Atlanta attorney Leigh Martin May is set to be confirmed Thursday to the U.S. District Court in Atlanta, as the Senate continues to move – slowly but surely – on all but one of Georgia’s long-awaited judicial nominees.
May cleared a procedural vote Wednesday, one of the Senate’s first acts as it returned for its lame duck session. Senate Majority Leader Harry Reid put three more Georgia nominations on the agenda Wednesday, meaning their votes are expected soon.
“She’s an unbelievably exciting, unbelievably knowledgeable, unbelievably accomplished individual,” Georgia Republican U.S. Sen. Johnny Isakson said of May in a floor speech before the vote.
May is a partner at Butler, Wooten, Cheeley & Peak, specializing in complex civil litigation. She has represented injured people suing automakers and whistle-blowers taking on big banks. In addition, she has been active in Democratic politics.
It has been nearly a year since the White House announced a package deal on nominees with Isakson and Sen. Saxby Chambliss, as some vacancies have languished for years and have been labeled “judicial emergencies” by the U.S. Courts.
Julie Carnes and Jill Pryor were confirmed in recent months to the 11th U.S. Circuit Court of Appeals in Atlanta. In addition to May, the Senate is set to act soon on Atlanta attorney Mark Cohen and DeKalb County State Court Judge Eleanor Ross for the U.S. District Court in Atlanta; and assistant U.S. Attorney Leslie Joyce Abrams to sit on the bench in Albany.

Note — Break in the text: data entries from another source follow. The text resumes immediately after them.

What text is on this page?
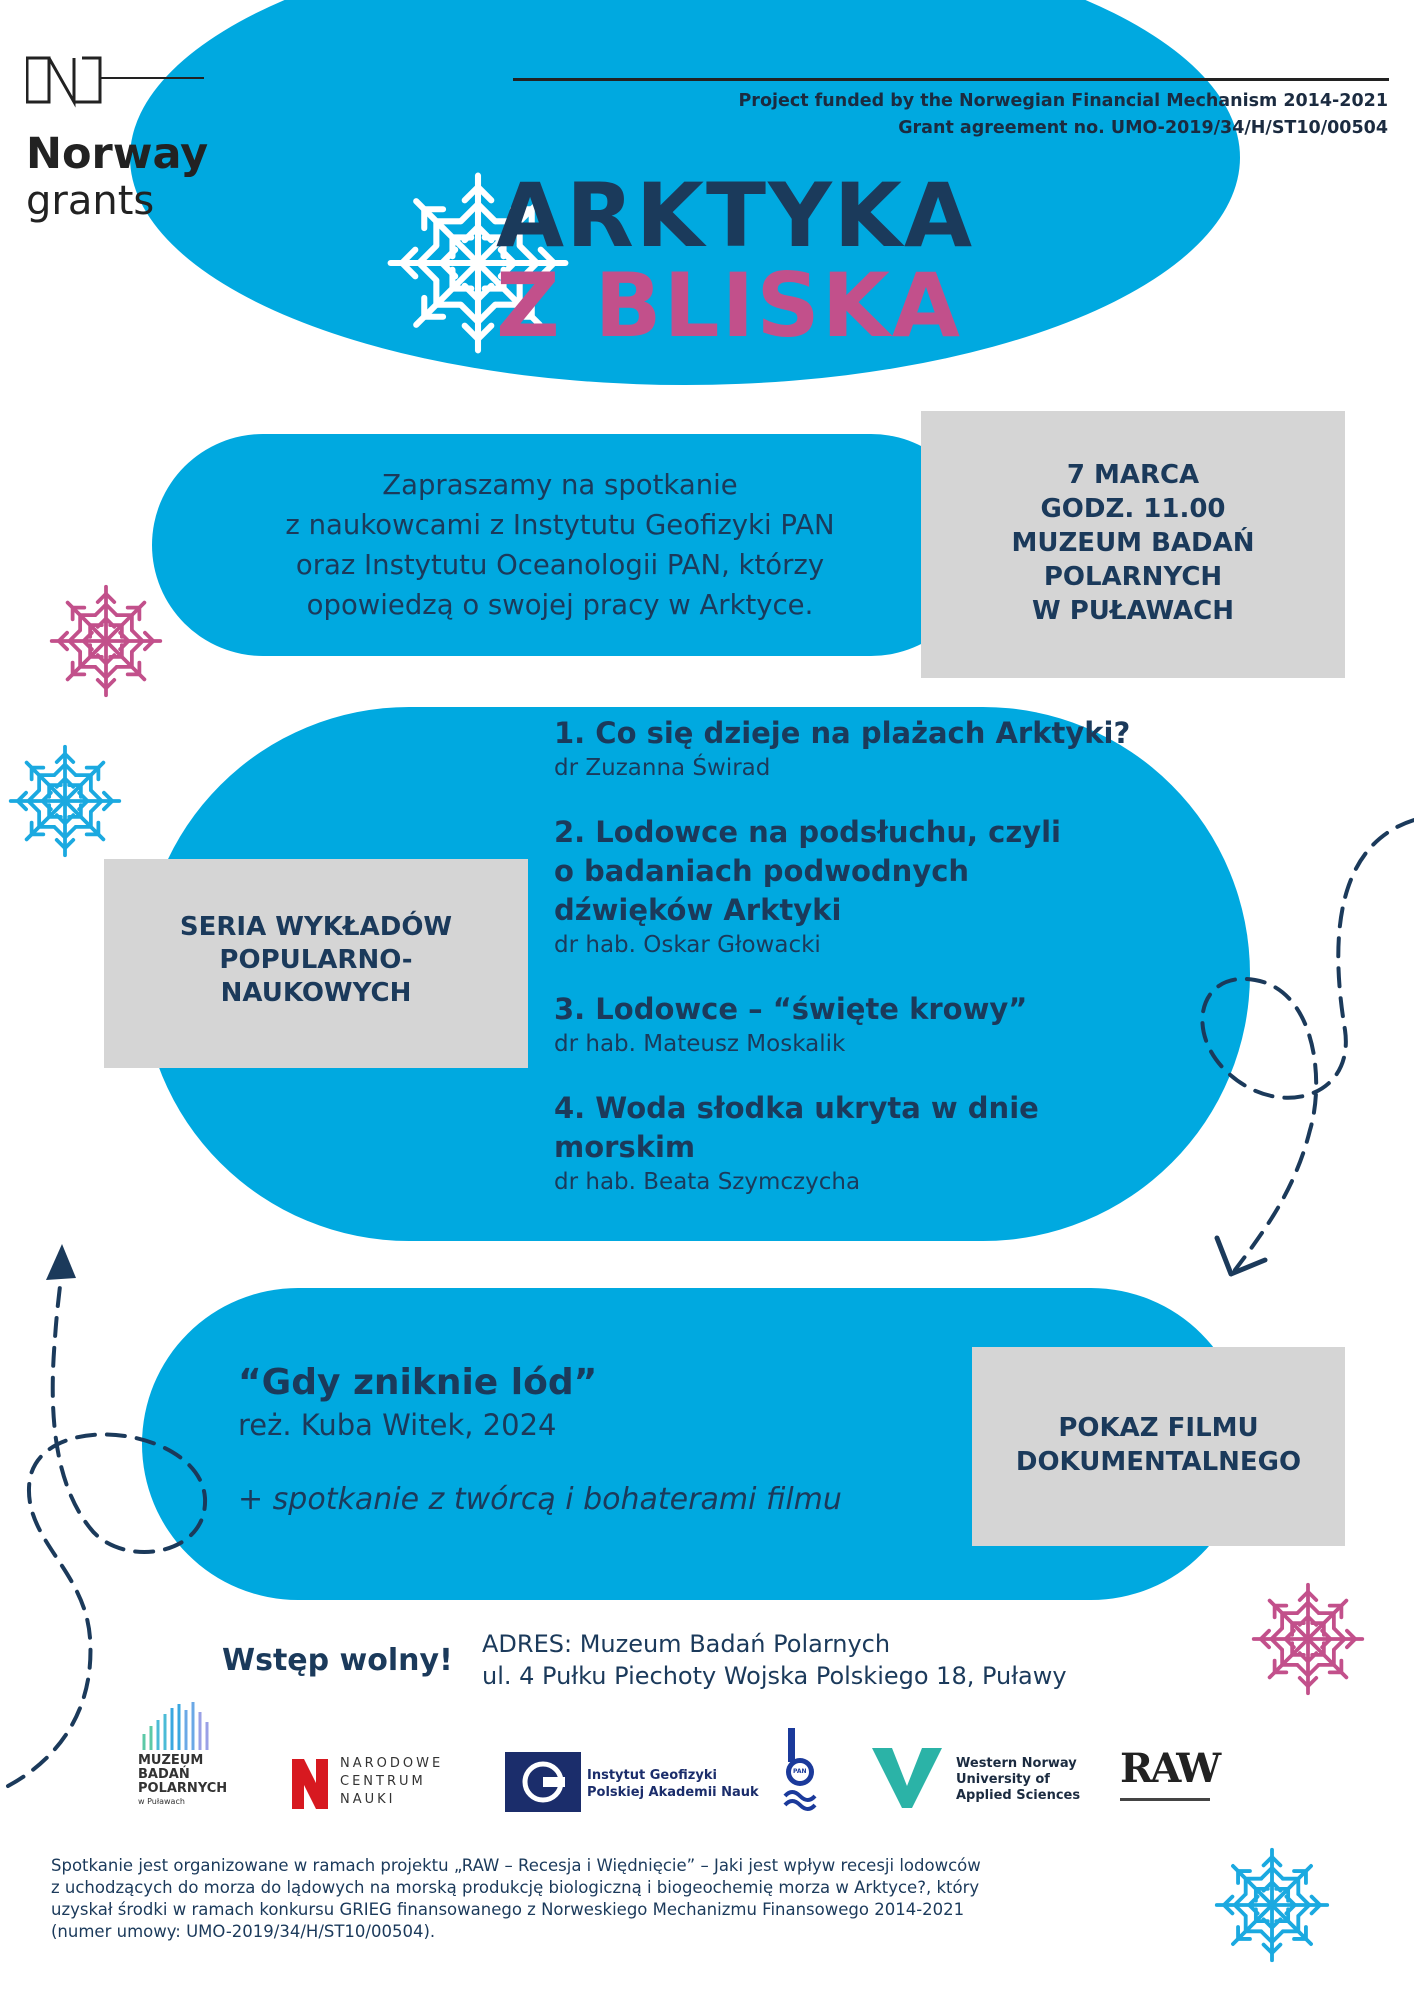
Norway
grants
Project funded by the Norwegian Financial Mechanism 2014-2021
Grant agreement no. UMO-2019/34/H/ST10/00504
ARKTYKA
Z BLISKA
Zapraszamy na spotkanie
z naukowcami z Instytutu Geofizyki PAN
oraz Instytutu Oceanologii PAN, którzy
opowiedzą o swojej pracy w Arktyce.
7 MARCA
GODZ. 11.00
MUZEUM BADAŃ
POLARNYCH
W PUŁAWACH
SERIA WYKŁADÓW
POPULARNO-
NAUKOWYCH
1. Co się dzieje na plażach Arktyki?
dr Zuzanna Świrad
2. Lodowce na podsłuchu, czyli
o badaniach podwodnych
dźwięków Arktyki
dr hab. Oskar Głowacki
3. Lodowce – “święte krowy”
dr hab. Mateusz Moskalik
4. Woda słodka ukryta w dnie
morskim
dr hab. Beata Szymczycha
“Gdy zniknie lód”
reż. Kuba Witek, 2024
+ spotkanie z twórcą i bohaterami filmu
POKAZ FILMU
DOKUMENTALNEGO
Wstęp wolny! ADRES: Muzeum Badań Polarnych
ul. 4 Pułku Piechoty Wojska Polskiego 18, Puławy
MUZEUM
BADAŃ
POLARNYCH
w Puławach
NARODOWE
CENTRUM
NAUKI
Instytut Geofizyki
Polskiej Akademii Nauk
PAN
Western Norway
University of
Applied Sciences
RAW
Spotkanie jest organizowane w ramach projektu „RAW – Recesja i Więdnięcie” – Jaki jest wpływ recesji lodowców
z uchodzących do morza do lądowych na morską produkcję biologiczną i biogeochemię morza w Arktyce?, który
uzyskał środki w ramach konkursu GRIEG finansowanego z Norweskiego Mechanizmu Finansowego 2014-2021
(numer umowy: UMO-2019/34/H/ST10/00504).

Ross and Abrams would be the first African-American female U.S. District Court judges in Georgia history.
The most controversial member of the group was Georgia Court of Appeals Judge Michael Boggs, whose record as a state legislator on abortion, gay rights and the old state flag came under fire from Democrats and liberal groups. Judiciary Committee chairman Patrick Leahy, D-Vt., blocked Boggs from getting a committee vote and urged the White House to withdraw his nomination, but the White House has stood by its nominee.
The judicial nomination process has been fraught with animosity since Senate Democrats changed the rules to allow most nominees to overcome a procedural hurdle known as cloture with 51 votes, instead of the usual 60. Republicans retaliated to that “nuclear option” by slowing the process down and forcing cloture votes on even noncontroversial nominees.
Glenn Sugameli, who closely tracks judicial nominations for the environmental group Defenders of Wildlife, said the need for Reid to file cloture motions on the Georgia judges is “absurd.”
He called the actions “knee-jerk obstruction for obstruction’s sake, when it hurts the people and businesses who need federal courts to decide cases, rather than (President Barack) Obama or Democratic senators.”
With Boggs’ nomination blocked, at least one Northern District of Georgia judgeship will remain open next year. The question is whether Obama will renominate Boggs without his nomination being included as part of a package deal.
“My hope is that it’s done,” said U.S. Rep. David Scott, an Atlanta Democrat who has been one of Boggs’ most vocal opponents. “I don’t see any way that the president would want to resurrect something (this) divisive.”
Senator-elect David Perdue, a Republican who will take Chambliss’ place next year, said Monday that he expects to have some vacancies to fill soon. By Senate custom, home-state senators can approve or block White House judicial nominees in their states.
“I just think that the person there needs to be above their personal interests, their activist personal positions,” Perdue said when asked about his philosophy for judges. “This is about interpreting the Constitution.”